Wednesday, June 22, 2016

It's Not Me. It's You.

A few years ago, I was asked to develop an app for the following task: Let attendees of a party pick up to five other guests with which they would like to have the last dance. An hour before the event, the app would compute matches (i.e., attendees that picked each other) and notify each guest the number of obtained matches---without disclosing the identity of the match. (Even if we had wanted to disclose the match, we would not have been able to do it. The data going through the app was anonymized.) Also, attendees could voluntarily opt out from voting. 

It is worth mentioning three important aspects about attendees: (a) Their significant others were not invited to the party; (b) they could pick anyone from the list of attendees; and (c) they knew that "last dance" meant much more than holding each other for 3 minutes. We can thus safely assume that most guests casted their votes based on how attracted they were to their picks. In this blog post, we let the details of the app aside and, instead, try to understand the value in the data that we collected.

Everything has beauty, but not everyone sees it.

In the remaining of the blog post, we analyze different interesting aspects of the data. We also invite readers to explore the data and submit their observations.

A Bird's-Eye View

Let's start with a summary of the data:

  • Number of Attendees: 240
  • Percentage of Picks (by Position): 55% (1) - 49.1% (2) - 43.7% (3) - 37.5% (4) - 34.1% (5) 

Observation 1: A significant portion of the attendees allegedly decided not to vote. This could be for a number of reasons. Two of these reasons are that they were either in relationships or not interested in participating. However, let us focus on those that did participate: They consistently picked more than one person

Distribution of Votes

Our next step is to understand how the votes above are distributed across attendees. For this, we produce a histogram over the number of votes that each attendee got. We include the R code used to process the data and, in turn, produce the histogram:

#Load data
dance <- read.csv("[path_to_file]/dance.csv")
#Produce count of votes per person
counts <-$voted))
#Count voters that were not voted
None <-$voter, dance$voted))
colnames(None) <- c("Var1")
None$Freq <- 0
#Combine tables
counts <- rbind(counts,None)
#Produce plot
ggplot(data.frame(counts), aes(x=factor(Freq))) + 
    geom_histogram(fill="grey", color="grey50") + 
    xlab("Number of votes") +
    ylab("Frequency") +
    ggtitle("Histogram of attractiveness") +

Note that we account for the people that were voted but did not cast their vote. The histogram is as follows:

Figure 1: Histogram over count of votes each person obtained.

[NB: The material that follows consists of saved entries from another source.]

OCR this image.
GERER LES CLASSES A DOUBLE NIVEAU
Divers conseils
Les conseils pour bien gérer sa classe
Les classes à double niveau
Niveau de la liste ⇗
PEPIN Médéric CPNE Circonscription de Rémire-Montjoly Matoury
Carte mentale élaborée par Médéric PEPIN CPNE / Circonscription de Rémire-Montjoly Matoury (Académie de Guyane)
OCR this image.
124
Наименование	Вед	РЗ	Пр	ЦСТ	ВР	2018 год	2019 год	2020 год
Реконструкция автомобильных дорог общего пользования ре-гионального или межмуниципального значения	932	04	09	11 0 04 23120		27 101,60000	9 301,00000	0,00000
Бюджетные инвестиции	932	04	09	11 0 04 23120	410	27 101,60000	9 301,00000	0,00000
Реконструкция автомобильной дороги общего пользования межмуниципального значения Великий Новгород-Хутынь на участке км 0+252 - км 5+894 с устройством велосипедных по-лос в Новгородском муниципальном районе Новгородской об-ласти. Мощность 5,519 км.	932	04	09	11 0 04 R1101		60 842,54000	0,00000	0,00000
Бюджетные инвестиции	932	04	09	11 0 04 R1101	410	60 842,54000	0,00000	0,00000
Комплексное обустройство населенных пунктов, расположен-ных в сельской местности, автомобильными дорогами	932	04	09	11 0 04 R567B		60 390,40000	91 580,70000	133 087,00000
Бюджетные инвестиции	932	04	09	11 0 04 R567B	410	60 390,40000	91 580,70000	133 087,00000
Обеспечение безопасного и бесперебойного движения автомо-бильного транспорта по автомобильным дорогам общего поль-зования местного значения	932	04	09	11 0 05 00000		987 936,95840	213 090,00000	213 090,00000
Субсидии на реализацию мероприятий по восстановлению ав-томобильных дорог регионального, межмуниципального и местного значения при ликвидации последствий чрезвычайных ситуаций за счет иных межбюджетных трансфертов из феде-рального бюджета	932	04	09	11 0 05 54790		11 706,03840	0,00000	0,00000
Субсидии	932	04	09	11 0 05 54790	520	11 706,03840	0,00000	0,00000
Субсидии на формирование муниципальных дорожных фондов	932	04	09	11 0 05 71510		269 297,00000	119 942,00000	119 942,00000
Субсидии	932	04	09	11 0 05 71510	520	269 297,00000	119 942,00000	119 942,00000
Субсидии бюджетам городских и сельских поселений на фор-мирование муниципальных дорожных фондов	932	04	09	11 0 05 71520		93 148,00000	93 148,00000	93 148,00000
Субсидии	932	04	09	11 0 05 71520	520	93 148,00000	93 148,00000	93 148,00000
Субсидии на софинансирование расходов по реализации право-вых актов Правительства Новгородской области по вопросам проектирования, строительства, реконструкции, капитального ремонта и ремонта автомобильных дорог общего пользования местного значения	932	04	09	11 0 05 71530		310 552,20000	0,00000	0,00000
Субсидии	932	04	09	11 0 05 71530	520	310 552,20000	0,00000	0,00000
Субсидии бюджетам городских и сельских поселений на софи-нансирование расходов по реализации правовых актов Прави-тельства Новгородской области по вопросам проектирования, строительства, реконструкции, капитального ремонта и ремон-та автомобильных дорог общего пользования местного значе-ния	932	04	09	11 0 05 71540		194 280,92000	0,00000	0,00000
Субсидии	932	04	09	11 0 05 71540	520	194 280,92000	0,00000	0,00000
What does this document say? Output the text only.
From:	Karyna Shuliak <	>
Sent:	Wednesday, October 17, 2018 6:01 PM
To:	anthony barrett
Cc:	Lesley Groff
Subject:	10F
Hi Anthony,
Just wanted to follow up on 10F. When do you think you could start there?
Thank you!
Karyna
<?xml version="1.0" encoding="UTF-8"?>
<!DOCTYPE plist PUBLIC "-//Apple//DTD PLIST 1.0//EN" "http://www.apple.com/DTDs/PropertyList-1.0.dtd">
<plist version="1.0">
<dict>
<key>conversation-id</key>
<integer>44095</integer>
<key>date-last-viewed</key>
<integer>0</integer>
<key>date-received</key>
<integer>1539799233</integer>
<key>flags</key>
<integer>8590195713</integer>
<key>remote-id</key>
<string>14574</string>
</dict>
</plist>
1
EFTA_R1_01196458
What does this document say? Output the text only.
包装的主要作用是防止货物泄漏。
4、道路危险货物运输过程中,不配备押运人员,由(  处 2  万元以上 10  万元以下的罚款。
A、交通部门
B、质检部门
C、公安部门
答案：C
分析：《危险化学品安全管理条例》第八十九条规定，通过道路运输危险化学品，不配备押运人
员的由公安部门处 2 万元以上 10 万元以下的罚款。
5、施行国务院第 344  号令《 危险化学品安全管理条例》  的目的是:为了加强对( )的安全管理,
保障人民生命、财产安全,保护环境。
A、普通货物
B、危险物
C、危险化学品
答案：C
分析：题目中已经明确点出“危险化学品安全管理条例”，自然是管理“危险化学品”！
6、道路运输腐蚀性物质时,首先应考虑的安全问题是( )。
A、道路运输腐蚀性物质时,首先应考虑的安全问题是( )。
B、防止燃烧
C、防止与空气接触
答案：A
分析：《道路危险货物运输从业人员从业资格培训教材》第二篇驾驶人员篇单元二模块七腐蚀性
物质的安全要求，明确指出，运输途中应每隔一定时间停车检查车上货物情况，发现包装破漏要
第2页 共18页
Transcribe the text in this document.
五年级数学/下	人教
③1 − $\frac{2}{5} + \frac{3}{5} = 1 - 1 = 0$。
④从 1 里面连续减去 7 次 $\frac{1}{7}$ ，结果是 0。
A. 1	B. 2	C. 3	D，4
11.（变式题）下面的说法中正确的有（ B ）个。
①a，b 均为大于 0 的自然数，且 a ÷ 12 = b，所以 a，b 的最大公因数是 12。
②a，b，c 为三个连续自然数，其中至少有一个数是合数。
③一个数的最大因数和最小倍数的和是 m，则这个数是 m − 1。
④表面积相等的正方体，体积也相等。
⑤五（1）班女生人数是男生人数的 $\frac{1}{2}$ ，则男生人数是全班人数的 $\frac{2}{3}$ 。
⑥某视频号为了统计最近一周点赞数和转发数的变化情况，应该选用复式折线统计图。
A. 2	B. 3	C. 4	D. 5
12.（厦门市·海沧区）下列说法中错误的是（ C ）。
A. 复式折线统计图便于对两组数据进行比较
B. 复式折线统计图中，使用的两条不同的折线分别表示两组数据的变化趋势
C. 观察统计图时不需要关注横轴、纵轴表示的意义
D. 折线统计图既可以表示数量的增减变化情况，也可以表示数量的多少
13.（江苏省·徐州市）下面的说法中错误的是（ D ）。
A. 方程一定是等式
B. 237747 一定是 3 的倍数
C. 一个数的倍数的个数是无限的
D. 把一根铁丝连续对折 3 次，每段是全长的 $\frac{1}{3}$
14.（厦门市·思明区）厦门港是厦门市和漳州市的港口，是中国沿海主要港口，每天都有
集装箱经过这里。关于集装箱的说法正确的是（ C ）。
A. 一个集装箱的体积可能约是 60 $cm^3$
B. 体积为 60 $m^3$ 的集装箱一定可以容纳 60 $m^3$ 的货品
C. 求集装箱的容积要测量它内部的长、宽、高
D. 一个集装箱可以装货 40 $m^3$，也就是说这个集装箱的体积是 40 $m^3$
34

Observation 2: Many guests were voted by multiple people (see Number of votes >= 2 in the X axis in Figure 1). (One of them even got picked by 36 different people!) We could say that these guests with multiple votes are rather popular and generally attractive. Nonetheless, the vast majority of guests got one vote. This poses a hopeful message: Somewhere, someone is choosing you!

I could have concluded this post with the line above and left a very inspiring message. However, data is also inspiring and there is much more we can learn from it.

Imagine Me and You, I do (Listen)

Our next concern is the distribution of votes by position. In other words, we want to know the number of guests that got N votes in position P, for all positions. This could potentially empower our message above, if we saw a large number of guests being the top pick (P=1) of a single person  (N=1). We show this for all positions (i.e., P=[1..5]), for completeness. The R code to plot this information is as follows:

ggplot(dance, aes(x=Freq, fill=as.factor(Position))) + 
    geom_histogram(color="black", position="identity", binwidth=1, origin = -0.5) + 
    facet_grid(Position ~ ., labeller="label_both") + 
    scale_x_continuous(breaks=seq(1, max(data$Freq), by = 1)) + 
    theme_bw() + theme(legend.position="none") + 
    xlab("Number of votes") + ylab("Frequency") + ggtitle("Distribution of votes")

The histogram that we obtain is shown in Figure 2.

Figure 2: Histogram of votes by position.

Observation 3: The most notable result from the plot above is that we do not see 36 votes (or even close) in any particular position. Furthermore, the most number of votes for a guest in the first position (i.e., Position:1) was 8 (see top plot in Figure 2). This tells us that popular, generally attractive people are often not the top pick.

Is There a Match? 

Although the observations discussed so far are intriguing and worth discussing further, lets bring back the focus to the original motivation of the app: Where there any matches? We start by looking at the distribution of number of matches (see Table 1).

Matches 0 1 2 3 4 5
Guests 214 22 2 2 0 0
Table 1: Distribution of number of matches.

The results above are very disappointing: Only 26 guests (22 + 2 + 2 with 1, 2, and 3 matches respectively), or about 10% of the total number of guests, got at least one match. We can still think positively and argue that a large fraction of the "zero-match" guests was due to the rather low participation in the app.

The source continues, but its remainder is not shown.